2 years, 3 months ago
Dennis A. Henigan, acting President of the Brady Campaign, waxes breathless in his most recent hysterical rant at Huffington Post.
Remember two summers ago when most Americans were appalled by the sight of guns openly carried by protesters at presidential speaking events and town hall forums on the health care issue? Now it’s not just the protesters bringing guns to political events. Now it may be the candidates themselves.
Texas governor and newly-announced presidential candidate Rick Perry has taken the incendiary mixture of guns and politics to a new level. When it comes to carrying concealed weapons, Perry certainly walks the walk. He has a concealed carry permit and proudly says that he carries a gun when he is out jogging.

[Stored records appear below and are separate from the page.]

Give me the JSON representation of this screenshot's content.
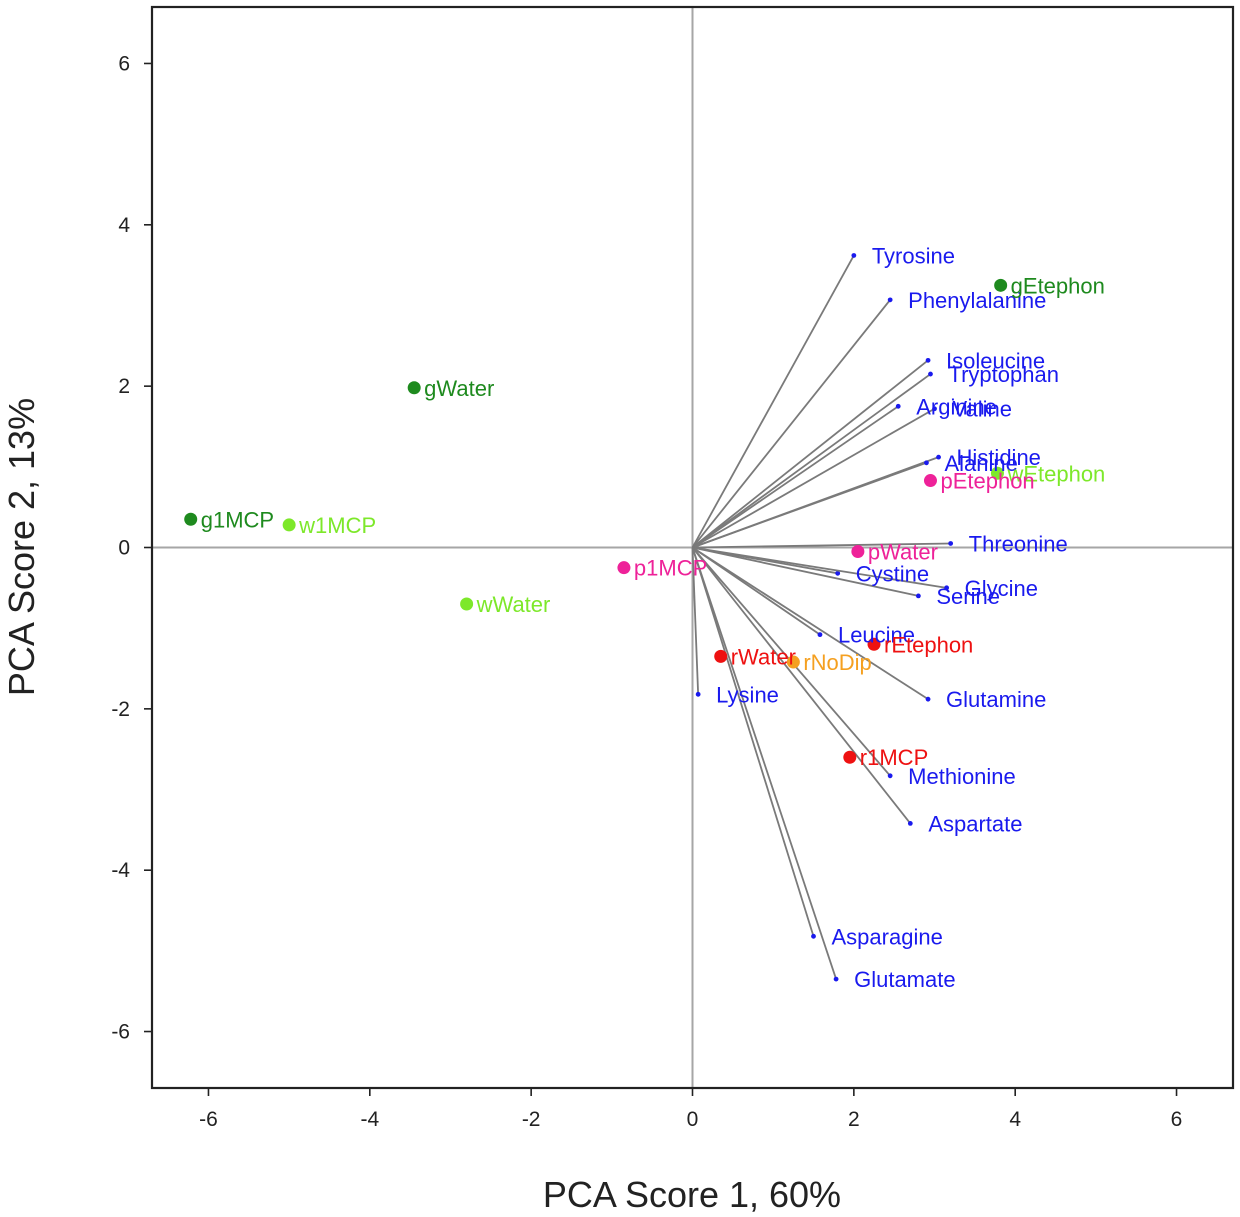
{
  "chart_data": {
    "type": "scatter",
    "title": "",
    "xlabel": "PCA Score 1, 60%",
    "ylabel": "PCA Score 2, 13%",
    "xlim": [
      -6.7,
      6.7
    ],
    "ylim": [
      -6.7,
      6.7
    ],
    "xticks": [
      -6,
      -4,
      -2,
      0,
      2,
      4,
      6
    ],
    "yticks": [
      -6,
      -4,
      -2,
      0,
      2,
      4,
      6
    ],
    "reference_lines": {
      "x": 0,
      "y": 0,
      "color": "#a6a6a6"
    },
    "loading_color": "#1a1aee",
    "loading_line_color": "#7a7a7a",
    "loadings": [
      {
        "name": "Tyrosine",
        "x": 2.0,
        "y": 3.62
      },
      {
        "name": "Phenylalanine",
        "x": 2.45,
        "y": 3.07
      },
      {
        "name": "Isoleucine",
        "x": 2.92,
        "y": 2.32
      },
      {
        "name": "Tryptophan",
        "x": 2.95,
        "y": 2.15
      },
      {
        "name": "Arginine",
        "x": 2.55,
        "y": 1.75
      },
      {
        "name": "Valine",
        "x": 3.0,
        "y": 1.72
      },
      {
        "name": "Histidine",
        "x": 3.05,
        "y": 1.12
      },
      {
        "name": "Alanine",
        "x": 2.9,
        "y": 1.05
      },
      {
        "name": "Threonine",
        "x": 3.2,
        "y": 0.05
      },
      {
        "name": "Cystine",
        "x": 1.8,
        "y": -0.32
      },
      {
        "name": "Glycine",
        "x": 3.15,
        "y": -0.5
      },
      {
        "name": "Serine",
        "x": 2.8,
        "y": -0.6
      },
      {
        "name": "Leucine",
        "x": 1.58,
        "y": -1.08
      },
      {
        "name": "Glutamine",
        "x": 2.92,
        "y": -1.88
      },
      {
        "name": "Lysine",
        "x": 0.07,
        "y": -1.82
      },
      {
        "name": "Methionine",
        "x": 2.45,
        "y": -2.83
      },
      {
        "name": "Aspartate",
        "x": 2.7,
        "y": -3.42
      },
      {
        "name": "Asparagine",
        "x": 1.5,
        "y": -4.82
      },
      {
        "name": "Glutamate",
        "x": 1.78,
        "y": -5.35
      }
    ],
    "series": [
      {
        "name": "green",
        "color": "#1e8a1e",
        "points": [
          {
            "label": "gEtephon",
            "x": 3.82,
            "y": 3.25
          },
          {
            "label": "gWater",
            "x": -3.45,
            "y": 1.98
          },
          {
            "label": "g1MCP",
            "x": -6.22,
            "y": 0.35
          }
        ]
      },
      {
        "name": "light-green",
        "color": "#7de82a",
        "points": [
          {
            "label": "wEtephon",
            "x": 3.78,
            "y": 0.92
          },
          {
            "label": "w1MCP",
            "x": -5.0,
            "y": 0.28
          },
          {
            "label": "wWater",
            "x": -2.8,
            "y": -0.7
          }
        ]
      },
      {
        "name": "pink",
        "color": "#ee2299",
        "points": [
          {
            "label": "pEtephon",
            "x": 2.95,
            "y": 0.83
          },
          {
            "label": "pWater",
            "x": 2.05,
            "y": -0.05
          },
          {
            "label": "p1MCP",
            "x": -0.85,
            "y": -0.25
          }
        ]
      },
      {
        "name": "red",
        "color": "#ee1111",
        "points": [
          {
            "label": "rEtephon",
            "x": 2.25,
            "y": -1.2
          },
          {
            "label": "rWater",
            "x": 0.35,
            "y": -1.35
          },
          {
            "label": "r1MCP",
            "x": 1.95,
            "y": -2.6
          }
        ]
      },
      {
        "name": "orange",
        "color": "#f5a020",
        "points": [
          {
            "label": "rNoDip",
            "x": 1.25,
            "y": -1.42
          }
        ]
      }
    ]
  }
}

Briefly commenting at this point, I’ll observe that I don’t ever recall in my entire life being appalled at the sight of weapons being carried by anyone, at any time. But as for the concealed carry of weapons while jogging, I guess I have to weigh in with Henigan on this one. I don’t jog. I do lift weights and engage in open carry while I’m walking my dog. But continuing:
Perry recently was asked if he is armed while campaigning. He didn’t respond by saying the question is ridiculous. He didn’t say that in the close quarters of a rope line, with a multitude of people pulling and tugging at him, a gun could easily drop to the ground or be taken from him. He didn’t say that an armed candidate would be a nightmare for the Secret Service. He didn’t say any of those things. Instead, he smiled and refused to say whether or not he carried while campaigning. He added, “That’s why it’s called concealed.”
Rick Perry apparently doesn’t think the question is ridiculous. In fact, his sarcasm suggests he has no objection to political candidates carrying guns to campaign events; he seems to imply that he may do so himself. One thing is clear. The governor has been so thoroughly marinated in pro-gun ideology that he is unashamed about taking it to its logical extreme. If it is true that more guns in public places make us safer, why shouldn’t political candidates carry guns? Isn’t it the least they can do for their own safety?
Something tells me that Perry wouldn’t be ashamed of taking gun ownership to its logical end, whether Henigan wants to call that “extreme” or not. But Henigan is getting increasingly worked up and hysterical over things, and he eventually drops this bomb.
Yes, it is a good thing that senators can’t carry guns onto the Senate floor because the presence of guns, even carried by well-meaning, law-abiding citizens, increases the risk that arguments and conflicts will escalate to lethal violence. It is the same reason that our national parks are less safe because (due to legislation sponsored by Senator Coburn himself) concealed carry of weapons is now permitted within their borders.
There you have it. There in a nut shell is the Faustian bargain that gun control advocates are willing to make. They don’t really believe that an individual cannot protect him or herself or family with a weapon. They don’t really believe that an individual is less safe with a weapon, regardless of what they might claim. What they believe is that there is a greater good to be served, and that greater good lies in not allowing provocations to escalate into deadly incidents. It’s their solution to original sin. Allow weapons and violence escalates. Remove weapons and utopia flourishes.
But even here, Henigan cannot help but spuriously link an article that does nothing more than report that weapons are now legal in national parks. He claims that our national parks are less safe than they were because of this new latitude. And the article has nothing to do with this claim.
Oh, but he has no evidence. In fact, I do. Several months ago I completed a FOIA request to the national parks service, and they returned to me an Excel spreadsheet with crimes outlined by type and delineated per year in the national parks.
It doesn’t show what Henigan wants it to. In fact, our national parks are not less safe than they were prior to 2010 when firearms were made legal. And I did research most of the homicides (through local news accounts) and they mostly have to do with situation-specific (and sometimes bizarre) incidents involving individuals who had no right to carry a firearms anywhere because they were convicted felons, or prisoners on the run, or other such exigencies. Not one incident that I researched had to do with an otherwise law-abiding citizen who suddenly went berserk because he had a gun in a national park.
Myths die hard. They are usually built on lies, and Henigan and the Brady Campaign freely traffics in them. Something as simple as a FOIA request can usually dispel silly myths like this one, and yet we know of at least one instance in which a man’s life was saved from a bear attack because of the new rule in national parks. He used a .45 handgun to drive the bear away. I’ll side with the new rule and gun ownership any day.